Enseigner en darija ?

Un point qui pousse Rachid Guerraoui à s’interroger sur la langue de l’enseignement au Maroc, « un vrai problème », selon lui. Loin de se considérer comme un expert sur la question, l’enseignant chercheur estime qu’en débattre est déjà salutaire en soi. « Faut-il enseigner en darija ? Je ne sais pas. Ce que je sais, c’est que la plupart des pays développés ont simplifié leurs langues pour aller vers celle de l’intuition. Peut-être qu’une simplification de la langue arabe pour se rapprocher de la darija serait une solution », avance Guerraoui, qui poursuit : « Ce n’est malheureusement pas le seul obstacle. Le système éducatif marocain est une vraie catastrophe ». Rachid Guerraoui et Mahdi El Mhamdi savent de quoi ils parlent, puisqu’ils ont tous deux usé leurs fonds de culottes sur les bancs de l’école publique du Maroc profond.

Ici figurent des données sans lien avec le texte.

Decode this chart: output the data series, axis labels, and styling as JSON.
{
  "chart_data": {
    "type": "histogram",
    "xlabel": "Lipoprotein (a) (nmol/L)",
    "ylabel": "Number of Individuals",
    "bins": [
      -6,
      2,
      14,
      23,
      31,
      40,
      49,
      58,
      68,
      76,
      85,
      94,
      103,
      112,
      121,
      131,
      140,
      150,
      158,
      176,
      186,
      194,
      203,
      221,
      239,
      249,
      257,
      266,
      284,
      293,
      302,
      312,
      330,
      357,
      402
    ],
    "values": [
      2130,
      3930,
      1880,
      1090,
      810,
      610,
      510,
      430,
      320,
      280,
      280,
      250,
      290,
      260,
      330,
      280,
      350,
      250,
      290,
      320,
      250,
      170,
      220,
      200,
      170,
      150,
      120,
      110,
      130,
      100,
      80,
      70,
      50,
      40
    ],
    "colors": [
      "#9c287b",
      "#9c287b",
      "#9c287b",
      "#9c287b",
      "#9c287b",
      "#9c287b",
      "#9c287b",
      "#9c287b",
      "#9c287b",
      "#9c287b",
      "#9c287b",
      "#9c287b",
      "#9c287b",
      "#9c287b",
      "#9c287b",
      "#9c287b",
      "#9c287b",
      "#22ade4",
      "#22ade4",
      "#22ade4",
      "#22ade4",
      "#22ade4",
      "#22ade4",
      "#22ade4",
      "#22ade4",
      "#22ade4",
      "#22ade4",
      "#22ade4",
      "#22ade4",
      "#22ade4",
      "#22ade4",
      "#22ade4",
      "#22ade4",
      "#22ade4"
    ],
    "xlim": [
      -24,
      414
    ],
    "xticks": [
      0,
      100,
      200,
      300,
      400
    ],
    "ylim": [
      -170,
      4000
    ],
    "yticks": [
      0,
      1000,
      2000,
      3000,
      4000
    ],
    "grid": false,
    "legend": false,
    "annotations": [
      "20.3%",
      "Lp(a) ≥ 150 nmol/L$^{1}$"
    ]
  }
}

Heureusement, ça ne les a pas empêché d’avoir un parcours brillant et de penser aux nouvelles générations. 

Parcours

Qui sont ces chercheurs ?

Ils travaillent au sein de la prestigieuse Ecole Polytechnique de Lausanne.

Rachid Guerraoui, ingénieur et docteur en informatique, est passé par la Silicon Valley, le MIT de Boston et les Mines de Paris

Mahdi El Mhamdi, ingénieur de l’Ecole Polytechnique de Paris, a lancé le projet Wandida en 2011.